FATIGA CRÓNICA



El cuerpo nos habla cuando la vida va demasiado rápido. En un mundo que premia la productividad, la velocidad y la disponibilidad constante, cada vez,  más personas nos  enfrentamos al peso invisible de la fatiga crónica. No se trata solo de estar cansado.

Es un cansancio que no se va con dormir una noche más unas horas mas. Es una sensación de agotamiento persistente, físico y mental, que drena la energía vital y convierte las tareas más simples en desafíos titánicos. Doy fé de ello, pues en estos momentos atravieso una baja laboral donde todo se ha vuelto complejo.

La fatiga crónica no aparece de la nada. Es, muchas veces, el resultado de vivir por encima de nuestras posibilidades emocionales y físicas durante demasiado tiempo. Es el cuerpo diciendo “basta” cuando no hemos sabido hacerlo nosotros.

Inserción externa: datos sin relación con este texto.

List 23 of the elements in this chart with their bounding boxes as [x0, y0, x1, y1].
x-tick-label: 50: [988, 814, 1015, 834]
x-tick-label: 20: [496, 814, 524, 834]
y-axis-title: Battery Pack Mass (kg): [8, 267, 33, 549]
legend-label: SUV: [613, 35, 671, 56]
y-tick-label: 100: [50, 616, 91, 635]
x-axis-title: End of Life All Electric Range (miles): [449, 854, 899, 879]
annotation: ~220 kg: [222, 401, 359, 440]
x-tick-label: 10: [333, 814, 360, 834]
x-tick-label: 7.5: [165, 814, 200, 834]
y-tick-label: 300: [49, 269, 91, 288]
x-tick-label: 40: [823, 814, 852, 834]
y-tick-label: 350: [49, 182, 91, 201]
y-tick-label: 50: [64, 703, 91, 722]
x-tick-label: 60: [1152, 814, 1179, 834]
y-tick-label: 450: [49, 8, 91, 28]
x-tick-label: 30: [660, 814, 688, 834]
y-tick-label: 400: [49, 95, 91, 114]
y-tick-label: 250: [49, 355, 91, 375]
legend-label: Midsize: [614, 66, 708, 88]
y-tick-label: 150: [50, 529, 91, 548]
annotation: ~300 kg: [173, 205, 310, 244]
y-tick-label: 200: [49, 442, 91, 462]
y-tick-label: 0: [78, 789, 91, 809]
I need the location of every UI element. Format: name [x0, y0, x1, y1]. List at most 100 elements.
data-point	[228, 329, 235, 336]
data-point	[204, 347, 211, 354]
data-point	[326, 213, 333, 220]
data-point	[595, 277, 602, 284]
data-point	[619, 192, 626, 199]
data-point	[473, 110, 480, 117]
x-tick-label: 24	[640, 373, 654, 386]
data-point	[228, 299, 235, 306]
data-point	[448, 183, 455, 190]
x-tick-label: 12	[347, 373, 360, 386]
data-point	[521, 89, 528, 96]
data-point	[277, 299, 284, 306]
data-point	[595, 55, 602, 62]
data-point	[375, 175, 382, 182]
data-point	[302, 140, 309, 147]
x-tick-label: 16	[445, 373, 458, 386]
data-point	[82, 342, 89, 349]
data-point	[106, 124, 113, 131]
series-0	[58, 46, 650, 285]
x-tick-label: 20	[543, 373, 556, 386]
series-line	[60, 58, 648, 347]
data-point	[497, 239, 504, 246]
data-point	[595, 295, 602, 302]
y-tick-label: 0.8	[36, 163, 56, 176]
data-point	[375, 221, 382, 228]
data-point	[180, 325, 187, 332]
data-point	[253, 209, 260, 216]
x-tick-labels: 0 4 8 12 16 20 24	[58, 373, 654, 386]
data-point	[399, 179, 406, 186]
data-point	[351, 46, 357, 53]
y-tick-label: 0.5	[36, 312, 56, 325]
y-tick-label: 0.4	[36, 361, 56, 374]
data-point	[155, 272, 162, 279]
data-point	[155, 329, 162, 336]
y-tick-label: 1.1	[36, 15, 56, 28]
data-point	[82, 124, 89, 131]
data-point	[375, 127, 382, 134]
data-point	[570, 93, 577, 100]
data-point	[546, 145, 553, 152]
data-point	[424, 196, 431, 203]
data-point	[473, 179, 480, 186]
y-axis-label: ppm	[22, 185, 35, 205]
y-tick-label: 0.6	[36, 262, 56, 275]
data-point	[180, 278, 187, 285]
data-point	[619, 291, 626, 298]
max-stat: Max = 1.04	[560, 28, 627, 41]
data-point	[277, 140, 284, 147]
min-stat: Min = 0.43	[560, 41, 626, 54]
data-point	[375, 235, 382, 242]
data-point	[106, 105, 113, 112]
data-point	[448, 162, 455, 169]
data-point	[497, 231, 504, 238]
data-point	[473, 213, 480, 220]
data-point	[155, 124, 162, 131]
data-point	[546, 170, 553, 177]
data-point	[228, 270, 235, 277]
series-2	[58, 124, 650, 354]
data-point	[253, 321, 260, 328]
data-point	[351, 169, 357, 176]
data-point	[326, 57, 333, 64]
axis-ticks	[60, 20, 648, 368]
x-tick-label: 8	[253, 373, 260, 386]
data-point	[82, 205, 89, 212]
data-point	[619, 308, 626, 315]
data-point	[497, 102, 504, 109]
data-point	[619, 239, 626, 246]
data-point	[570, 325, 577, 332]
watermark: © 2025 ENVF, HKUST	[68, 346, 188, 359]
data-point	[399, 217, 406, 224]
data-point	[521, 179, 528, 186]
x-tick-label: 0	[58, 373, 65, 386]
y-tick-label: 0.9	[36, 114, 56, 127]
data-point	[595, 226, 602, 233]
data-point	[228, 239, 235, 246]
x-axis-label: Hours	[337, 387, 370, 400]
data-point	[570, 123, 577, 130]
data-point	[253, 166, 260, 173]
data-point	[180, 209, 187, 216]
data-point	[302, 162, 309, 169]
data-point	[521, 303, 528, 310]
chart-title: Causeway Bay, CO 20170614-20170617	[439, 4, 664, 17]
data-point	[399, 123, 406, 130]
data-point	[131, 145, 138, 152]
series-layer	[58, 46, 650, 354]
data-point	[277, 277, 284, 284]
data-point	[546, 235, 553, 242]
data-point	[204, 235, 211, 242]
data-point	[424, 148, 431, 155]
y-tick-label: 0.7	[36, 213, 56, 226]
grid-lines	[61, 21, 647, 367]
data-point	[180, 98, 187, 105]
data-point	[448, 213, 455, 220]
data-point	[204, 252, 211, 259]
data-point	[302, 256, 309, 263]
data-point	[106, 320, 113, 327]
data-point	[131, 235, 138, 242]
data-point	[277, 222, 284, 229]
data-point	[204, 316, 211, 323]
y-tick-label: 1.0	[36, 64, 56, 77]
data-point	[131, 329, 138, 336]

Hay una necesidad urgente de bajar el ritmo ya que vivimos inmersos en una cultura que nos empuja a rendir, a complacer, a estar disponibles. Pero el cuerpo y la mente tienen límites. Y cuando no los respetamos, ellos nos los hacen sentir. Bajar el ritmo no es un lujo, es una necesidad vital.

Pero para poder frenar, muchas veces hay que tomar decisiones difíciles. Implica reconocer que no podemos con todo, que no siempre llegamos, que no siempre debemos decir que sí. Implica mirar con honestidad qué nos está robando energía: compromisos que no suman, relaciones que drenan, expectativas ajenas que nos pesan más de la cuenta.

Sanar la fatiga crónica no es solo cuestión de medicina, también es cuestión de límites. Es reconocer que no podemos vivir respondiendo siempre a lo que otros esperan de nosotros. A veces, eso significa soltar exigencias, aunque vengan de personas que amamos. A veces, implica alejarse de ciertas relaciones para preservar nuestro bienestar. Y casi siempre, significa reducir el tiempo que damos afuera, para poder darnos dentro.

Esto no es egoísmo, es autocuidado. Cuidarnos es una responsabilidad personal, pero también una forma de honrar nuestra vida. Porque solo cuando aprendemos a priorizarnos, a decir no sin culpa y a frenar sin miedo, empezamos a vivir con más presencia y menos peso.


Elegir hasta dónde llegamos no es rendirse, es un acto de amor propio. Es reconocer que nuestra salud, nuestra paz y nuestro tiempo valen tanto como cualquier otra meta. No estamos obligados a sostenerlo todo, ni a todos. Y eso también  está bien.

Escuchar el cuerpo, respetar el alma cansada, reordenar nuestras prioridades… eso  es parte del camino hacia una vida más real y más nuestra.